PANORAMA SOCIETÁRIO

CVM absolve controlador em caso de abuso de poder

A Comissão de Valores Mobiliários (“CVM”) julgou, em 26/05/2020, processo administrativo sancionador instaurado para averiguar se a CNP Assurances S.A. (“CNP”) agiu em violação ao seu dever de lealdade como acionista controladora indireta da Wiz Soluções e Corretagem de Seguros S.A. (“Wiz”) por ter oferecido à Caixa Seguridade Participações S.A. (“Caixa Seguridade”) formação de joint venture para explorarem produtos de seguro na rede de distribuição da Caixa Econômica Federal (“CEF” e “Oferta” conforme aplicável).

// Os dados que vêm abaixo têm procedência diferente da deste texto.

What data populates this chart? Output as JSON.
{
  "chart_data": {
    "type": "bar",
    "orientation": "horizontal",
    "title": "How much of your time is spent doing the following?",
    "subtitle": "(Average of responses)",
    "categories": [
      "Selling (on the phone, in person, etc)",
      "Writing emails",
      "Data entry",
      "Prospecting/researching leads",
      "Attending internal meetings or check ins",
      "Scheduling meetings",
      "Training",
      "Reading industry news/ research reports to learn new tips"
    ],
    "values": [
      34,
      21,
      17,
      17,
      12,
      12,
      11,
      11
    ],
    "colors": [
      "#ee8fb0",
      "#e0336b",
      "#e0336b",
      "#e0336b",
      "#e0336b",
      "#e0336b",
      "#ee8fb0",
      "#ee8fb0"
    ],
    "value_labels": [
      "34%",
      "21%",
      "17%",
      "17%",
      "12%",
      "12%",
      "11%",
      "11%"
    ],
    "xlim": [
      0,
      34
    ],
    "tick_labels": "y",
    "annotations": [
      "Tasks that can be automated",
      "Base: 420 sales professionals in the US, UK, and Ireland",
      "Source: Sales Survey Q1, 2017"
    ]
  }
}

A Oferta, segundo a acusação da Superintendência responsável da CVM, teria implicado danos à Wiz ao prejudicar o exercício de sua atividade operacional.

A CNP e a CEF são parceiros desde 2001 na comercialização de certos produtos de seguros. Um dos frutos nessa parceira é a Caixa Seguros Holding S.A. (“CSH”), da qual a CNP é acionista controladora e a Caixa Seguridade é sócia minoritária. Neste contexto, havia um acordo operacional que garantia à CSH e às suas controladas, dentre elas a Wiz, distribuição exclusiva para a comercialização de produtos de seguros na rede de distribuição da CEF.

Os fundamentos da acusação de infração do dever de lealdade da CNP se basearam no suposto prejuízo que a Oferta trouxe à Wiz considerando que os termos da Oferta implicariam a perda do direito de exclusividade que a Wiz dispunha sob o balcão da CEF e que compunha praticamente a totalidade de sua receita bruta.

Um primeiro ponto explorado pela CVM no caso é se a CNP poderia ser responsabilizada como acionista controladora da Wiz, considerando que a CNP compartilha o controle da companhia com a Integra Participações S.A. e de forma indireta (por meio da CSH). Por esse motivo, a CNP entendeu que não poderia responder automaticamente pelos deveres e responsabilidades do poder de controle, na medida que não possui poder para, individualmente, controlar as atividades da Wiz. A CVM afastou essa tese da CNP com base em dois argumentos: (i) a CVM reconhece a hipótese de controle indireto compartilhado, com amparo no Art. 243, §2° da Lei das Sociedades por Ações[1]; e (ii) decisão da CVM, em outro processo sancionador no qual a cadeia de controle da Wiz foi analisada, em que a CNP foi considerada controladora indireta da Wiz. Logo, como a CNP exerce, ainda que de forma compartilhada, as prerrogativas legais do poder de controle, ela está sujeita aos deveres e responsabilidades inerentes de tal condição.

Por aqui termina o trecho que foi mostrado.